The interests in NDAs is that they take up less "code" to represent
(recall that a K state NDA translates into a 2^K state DA), *and* (and
here's the part that makes them interesting to study nowadays) a quantum
computer can run NDAs "natively", whereas a classical computer would have
to emulate the NDA by converting it (either implicitly or explicitly)
into a DA, and gain that 2^K performance penalty factor.

BTW: As far as I can tell, the quantum theorists are claiming that a quantum
FSA can recognise more than just the regular languages.

(Personally, I think that if that claim is true, and if it has physical
meaning, then all it means is that the things claimed to be quantum analogues
of FSAs are not actually analogous.)

-- chris

 

[Oliver Wong]

BTW: As far as I can tell, the quantum theorists are claiming that a
quantum
FSA can recognise more than just the regular languages.

(Personally, I think that if that claim is true, and if it has physical
meaning, then all it means is that the things claimed to be quantum
analogues
of FSAs are not actually analogous.)

I've never heard of these quantum FSAs, but they're probably not what
I was referring to in my quantum-computer-natively-running-NDA statement.

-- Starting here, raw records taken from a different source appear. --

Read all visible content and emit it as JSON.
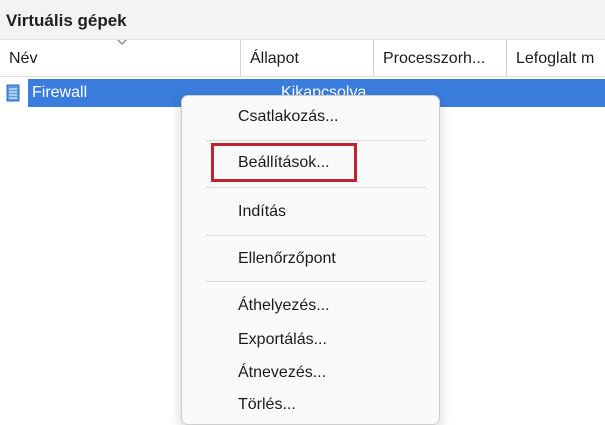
{
  "panel": {
    "title": "Virtuális gépek"
  },
  "columns": [
    "Név",
    "Állapot",
    "Processzorh...",
    "Lefoglalt m"
  ],
  "row": {
    "name": "Firewall",
    "state": "Kikapcsolva"
  },
  "menu": {
    "items": [
      "Csatlakozás...",
      "Beállítások...",
      "Indítás",
      "Ellenőrzőpont",
      "Áthelyezés...",
      "Exportálás...",
      "Átnevezés...",
      "Törlés..."
    ],
    "highlighted_item": "Beállítások..."
  },
  "colors": {
    "selection": "#3b7ddd",
    "highlight_border": "#c0232b",
    "header_bg": "#f3f3f3",
    "menu_bg": "#f9f9f9"
  }
}
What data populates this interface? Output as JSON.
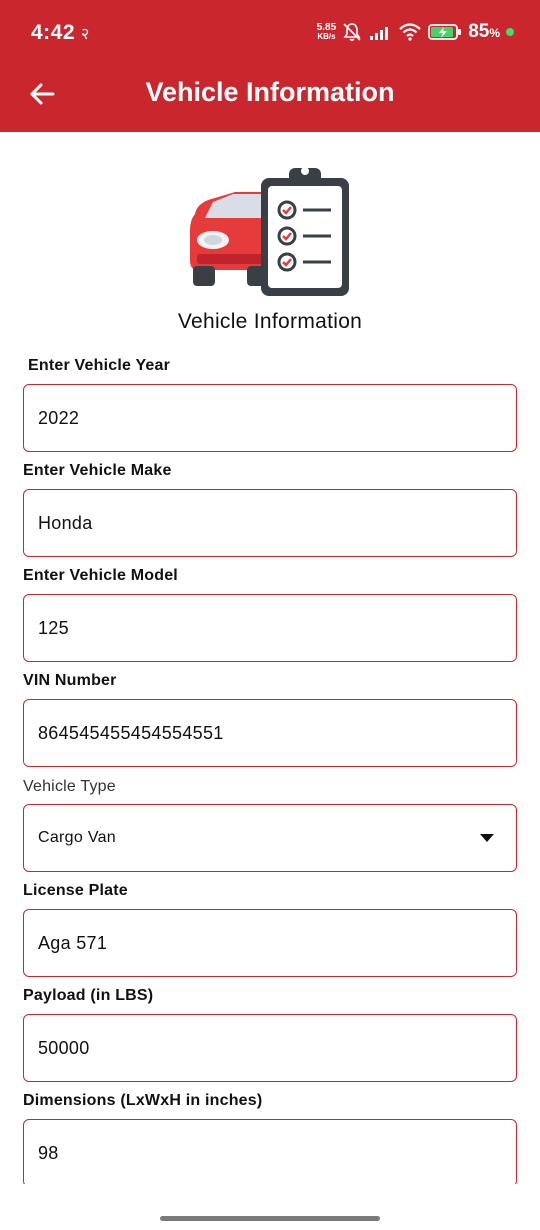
{
  "status_bar": {
    "time": "4:42",
    "time_icon": "२",
    "net_speed_value": "5.85",
    "net_speed_unit": "KB/s",
    "battery_percent": "85",
    "battery_percent_suffix": "%"
  },
  "app_bar": {
    "title": "Vehicle Information",
    "back_icon": "arrow-left-icon"
  },
  "hero": {
    "icon": "car-checklist-icon",
    "caption": "Vehicle Information"
  },
  "fields": {
    "year": {
      "label": "Enter Vehicle Year",
      "value": "2022"
    },
    "make": {
      "label": "Enter Vehicle  Make",
      "value": "Honda"
    },
    "model": {
      "label": "Enter Vehicle  Model",
      "value": "125"
    },
    "vin": {
      "label": "VIN Number",
      "value": "864545455454554551"
    },
    "vehicle_type": {
      "label": "Vehicle Type",
      "value": "Cargo Van"
    },
    "license_plate": {
      "label": "License Plate",
      "value": "Aga 571"
    },
    "payload": {
      "label": "Payload (in LBS)",
      "value": "50000"
    },
    "dimensions": {
      "label": "Dimensions (LxWxH in inches)",
      "value": "98"
    }
  },
  "colors": {
    "brand": "#c9262d",
    "border": "#c9262d",
    "background": "#ffffff"
  }
}
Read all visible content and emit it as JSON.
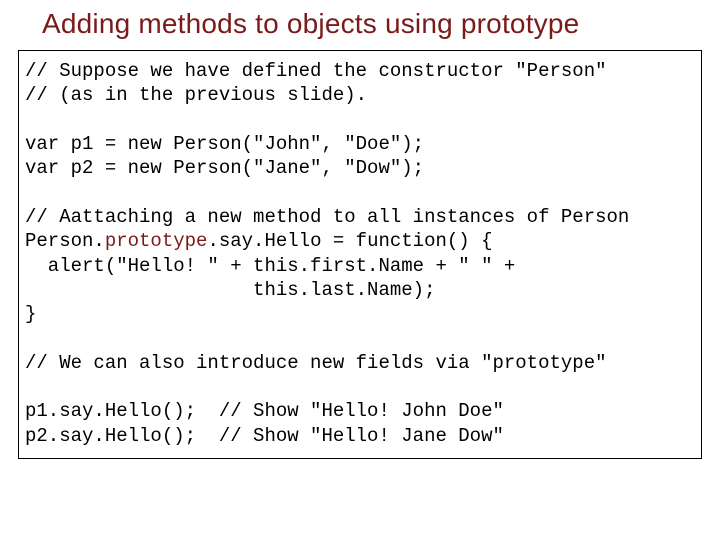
{
  "title": "Adding methods to objects using prototype",
  "code": {
    "l01": "// Suppose we have defined the constructor \"Person\"",
    "l02": "// (as in the previous slide).",
    "l03": "var p1 = new Person(\"John\", \"Doe\");",
    "l04": "var p2 = new Person(\"Jane\", \"Dow\");",
    "l05": "// Aattaching a new method to all instances of Person",
    "l06a": "Person.",
    "l06b": "prototype",
    "l06c": ".say.Hello = function() {",
    "l07": "  alert(\"Hello! \" + this.first.Name + \" \" +",
    "l08": "                    this.last.Name);",
    "l09": "}",
    "l10": "// We can also introduce new fields via \"prototype\"",
    "l11": "p1.say.Hello();  // Show \"Hello! John Doe\"",
    "l12": "p2.say.Hello();  // Show \"Hello! Jane Dow\""
  }
}
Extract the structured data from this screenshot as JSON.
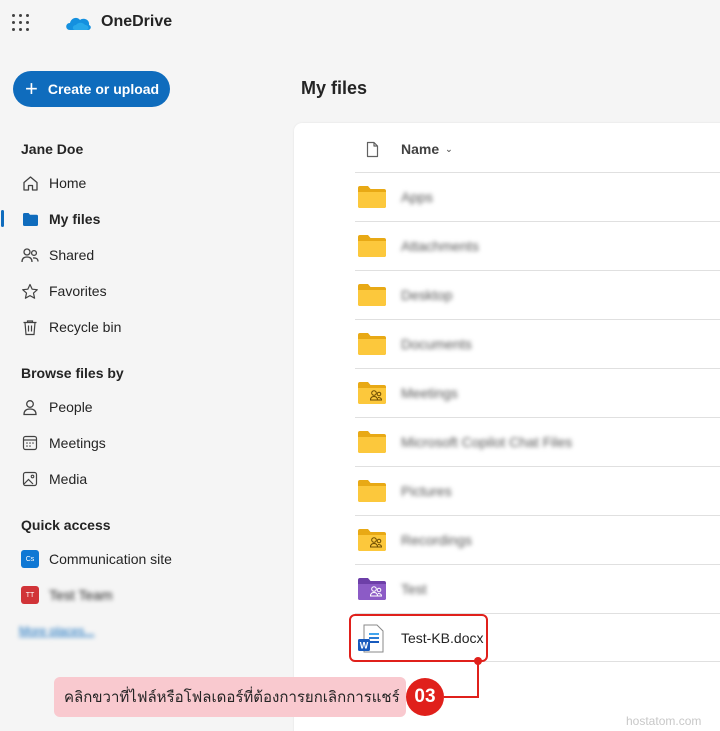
{
  "app": {
    "brand": "OneDrive"
  },
  "sidebar": {
    "create_label": "Create or upload",
    "user_name": "Jane Doe",
    "main_nav": [
      {
        "label": "Home",
        "icon": "home-icon"
      },
      {
        "label": "My files",
        "icon": "folder-icon",
        "active": true
      },
      {
        "label": "Shared",
        "icon": "people-icon"
      },
      {
        "label": "Favorites",
        "icon": "star-icon"
      },
      {
        "label": "Recycle bin",
        "icon": "trash-icon"
      }
    ],
    "browse_title": "Browse files by",
    "browse_nav": [
      {
        "label": "People",
        "icon": "person-icon"
      },
      {
        "label": "Meetings",
        "icon": "calendar-icon"
      },
      {
        "label": "Media",
        "icon": "image-icon"
      }
    ],
    "quick_title": "Quick access",
    "quick_nav": [
      {
        "label": "Communication site",
        "badge": "Cs",
        "color": "#0f78d4"
      },
      {
        "label": "Test Team",
        "badge": "TT",
        "color": "#d13438"
      }
    ],
    "more_places": "More places..."
  },
  "main": {
    "title": "My files",
    "column_name": "Name",
    "files": [
      {
        "name": "Apps",
        "type": "folder"
      },
      {
        "name": "Attachments",
        "type": "folder"
      },
      {
        "name": "Desktop",
        "type": "folder"
      },
      {
        "name": "Documents",
        "type": "folder"
      },
      {
        "name": "Meetings",
        "type": "shared-folder"
      },
      {
        "name": "Microsoft Copilot Chat Files",
        "type": "folder"
      },
      {
        "name": "Pictures",
        "type": "folder"
      },
      {
        "name": "Recordings",
        "type": "shared-folder"
      },
      {
        "name": "Test",
        "type": "team-folder"
      },
      {
        "name": "Test-KB.docx",
        "type": "word"
      }
    ]
  },
  "annotation": {
    "instruction": "คลิกขวาที่ไฟล์หรือโฟลเดอร์ที่ต้องการยกเลิกการแชร์",
    "step": "03"
  },
  "watermark": "hostatom.com",
  "colors": {
    "accent": "#0f6cbd",
    "folder": "#f4c33a",
    "team_folder": "#8c5bc6",
    "annotation_red": "#e0201b",
    "callout_bg": "#f9c9cf"
  }
}
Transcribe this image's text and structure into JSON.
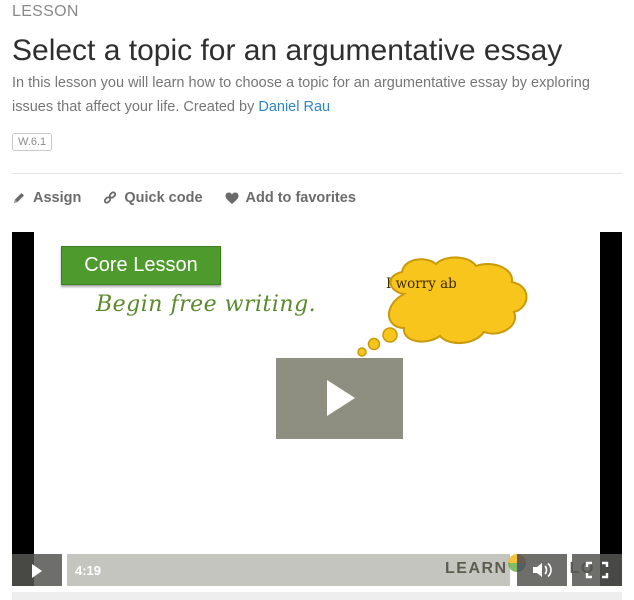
{
  "header": {
    "kicker": "LESSON",
    "title": "Select a topic for an argumentative essay",
    "description": "In this lesson you will learn how to choose a topic for an argumentative essay by exploring issues that affect your life. Created by ",
    "author": "Daniel Rau",
    "standard_badge": "W.6.1"
  },
  "actions": [
    {
      "label": "Assign",
      "icon": "pencil-icon"
    },
    {
      "label": "Quick code",
      "icon": "link-icon"
    },
    {
      "label": "Add to favorites",
      "icon": "heart-icon"
    }
  ],
  "video": {
    "frame": {
      "core_label": "Core Lesson",
      "scribble_text": "Begin free writing.",
      "bubble_text": "I worry ab"
    },
    "controls": {
      "duration": "4:19",
      "brand_left": "LEARN",
      "brand_right": "LO"
    }
  },
  "colors": {
    "link": "#2f86c6",
    "core_green": "#4e9a2c",
    "bubble_yellow": "#f7c51c"
  }
}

Usually, when a classical computer tries to run an NDA, it either
converts it to an equivalent DFA (and thus risks getting an explosion of
states), or it keeps a set of all possible states the NDA could be in. For
example, if the classical computer thinks that the current possible set of
states that the NDA could be in is {s6}, and the NDA graph looks something
like...

,--a--->(s7)-->...
/
....--->(s6)----a--->(s8)-->...
\
`--b--->(s9)-->...

... then upon encountering the token "a", the classical
single-processor computer will consume that token, and then update the set
of possible states to be {s7, s8}. Then it needs to look at the next
token, and compare that to the successors of s7, and iteratively, look at
the successors of s8. And you need to do this for each token in the input
string you're trying to accept. So the overall running time is something
like O(n*l), where n is the number of states, and l is the length of the
input. With multi-processors, you can start to do these computations in
parallel, but you're limited by the number of processors: a P-processor
classical computer could only analyze P states at a time, and in the worst
case NDA, you might not have any idea what state you're in at all, and so
you'd need as many processors as there are nodes the graph. P is constant
with respect to the problem size, and so the running time is still
O(n*l/P) == O(n*l).

Quantum physics is nowhere near my expertise, but my understanding is
that with a quantum computer, there's some sort of natural fit between
"having a set of possible states the NDA could be in" and "have a set of
possible states a qubit could be in". You would just go through each token
of the input, transition by transition, until you reach the end, and then
you "observe" the qubit, revealing finally what state you ended up in (and
whether or not it is an accepting state). The running time becomes O(l),
directly proportional to the size of the input string, and unaffected by
the size of the graph.

- Oliver